Even after she passes away, she's still very much a part of the film's essence.

Carl is getting old. He has no interest in Shady Oaks retirement home. So little interest that the male aids who come to pick him up (one with an excellently animated mullet and scrub tag sticking up) get a little surprise from the AARP member whom they underestimated.

Thing is, Carl's got a stowaway in the form of a "Junior Wilderness Explorer" who's missing his Assisting the Elderly badge. Together, they make their way to Venezuela to fulfill what Carl believes to be Ellie's lifelong wish.

In the jungle Carl and Russel discover Charles Muntz, Carl and Ellie's childhood hero. Think of a mix of Indiana Jones, Charles Lindbergh, and Captain Ahab - that's Charles, floating around in his dirigible, hunting his very own white whale.
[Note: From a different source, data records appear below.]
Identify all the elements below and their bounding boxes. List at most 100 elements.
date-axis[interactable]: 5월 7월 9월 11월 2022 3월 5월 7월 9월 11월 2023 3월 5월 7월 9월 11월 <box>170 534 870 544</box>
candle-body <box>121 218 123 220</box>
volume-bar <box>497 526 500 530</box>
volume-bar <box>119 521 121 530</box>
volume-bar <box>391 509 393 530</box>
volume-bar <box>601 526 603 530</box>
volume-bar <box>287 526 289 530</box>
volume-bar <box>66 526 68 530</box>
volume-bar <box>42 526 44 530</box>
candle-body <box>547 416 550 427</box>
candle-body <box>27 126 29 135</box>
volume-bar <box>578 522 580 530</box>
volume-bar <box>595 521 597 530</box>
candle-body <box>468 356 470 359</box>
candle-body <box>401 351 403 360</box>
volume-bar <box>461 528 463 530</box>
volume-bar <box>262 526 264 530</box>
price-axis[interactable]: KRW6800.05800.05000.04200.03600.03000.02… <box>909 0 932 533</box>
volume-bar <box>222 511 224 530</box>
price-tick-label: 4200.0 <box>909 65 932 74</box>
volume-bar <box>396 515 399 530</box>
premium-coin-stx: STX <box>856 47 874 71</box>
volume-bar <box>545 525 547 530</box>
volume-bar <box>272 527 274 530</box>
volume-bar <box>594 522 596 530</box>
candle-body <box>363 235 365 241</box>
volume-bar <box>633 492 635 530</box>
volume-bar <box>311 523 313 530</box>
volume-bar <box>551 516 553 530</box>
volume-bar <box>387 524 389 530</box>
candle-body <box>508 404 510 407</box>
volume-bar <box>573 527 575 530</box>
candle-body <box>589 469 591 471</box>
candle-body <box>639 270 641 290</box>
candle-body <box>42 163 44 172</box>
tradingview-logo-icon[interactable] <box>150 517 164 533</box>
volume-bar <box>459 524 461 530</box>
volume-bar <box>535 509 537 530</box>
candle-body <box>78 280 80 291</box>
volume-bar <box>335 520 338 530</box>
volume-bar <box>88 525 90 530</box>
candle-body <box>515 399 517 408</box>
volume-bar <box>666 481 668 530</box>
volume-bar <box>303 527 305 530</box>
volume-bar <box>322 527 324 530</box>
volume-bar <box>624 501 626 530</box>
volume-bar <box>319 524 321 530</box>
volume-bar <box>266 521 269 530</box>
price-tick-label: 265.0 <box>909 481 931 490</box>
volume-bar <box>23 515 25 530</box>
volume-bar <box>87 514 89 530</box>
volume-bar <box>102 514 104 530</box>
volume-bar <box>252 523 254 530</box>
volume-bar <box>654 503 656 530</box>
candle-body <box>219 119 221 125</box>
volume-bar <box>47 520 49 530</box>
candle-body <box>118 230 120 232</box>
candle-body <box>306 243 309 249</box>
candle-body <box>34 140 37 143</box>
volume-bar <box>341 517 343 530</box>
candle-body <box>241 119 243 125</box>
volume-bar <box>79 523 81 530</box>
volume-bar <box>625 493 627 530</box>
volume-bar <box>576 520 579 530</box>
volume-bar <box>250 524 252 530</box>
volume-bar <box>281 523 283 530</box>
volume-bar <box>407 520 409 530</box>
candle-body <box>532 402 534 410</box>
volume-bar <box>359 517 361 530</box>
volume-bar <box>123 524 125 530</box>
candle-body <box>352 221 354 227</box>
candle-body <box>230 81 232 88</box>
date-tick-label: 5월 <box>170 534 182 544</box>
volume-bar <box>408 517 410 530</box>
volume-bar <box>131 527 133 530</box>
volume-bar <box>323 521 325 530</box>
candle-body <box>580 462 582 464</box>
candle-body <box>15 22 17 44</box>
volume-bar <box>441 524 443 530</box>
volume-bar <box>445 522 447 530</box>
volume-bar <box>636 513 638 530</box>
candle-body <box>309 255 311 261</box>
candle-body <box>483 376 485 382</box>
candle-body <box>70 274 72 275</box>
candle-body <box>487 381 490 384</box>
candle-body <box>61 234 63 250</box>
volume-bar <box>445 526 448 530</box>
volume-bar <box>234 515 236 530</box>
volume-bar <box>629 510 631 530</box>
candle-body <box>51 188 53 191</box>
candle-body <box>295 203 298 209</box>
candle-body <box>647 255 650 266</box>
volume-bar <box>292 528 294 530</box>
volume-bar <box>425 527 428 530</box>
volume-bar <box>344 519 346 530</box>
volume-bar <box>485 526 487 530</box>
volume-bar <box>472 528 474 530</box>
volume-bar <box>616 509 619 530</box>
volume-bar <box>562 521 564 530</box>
Charles keeps company with the talking dogs. Did I mention that? Yeah, I know it's the collars that talk, but whatever. The dogs are communicating in English (although there is potential for Japanese). And sure they can cook and perform tasks that would conflict the average family canine, but under it all, they're still dogs. Ever wonder what a joke would be like if a dog told it? You'll find out.

What goes down in that jungle is the meat of the movie. Two old men, fighting for their pasts, one of them ready to make the sacrifices to have a future. Loss. Destruction. Change. Hope.

And squirrels. Seriously, what more could you ask for in a movie?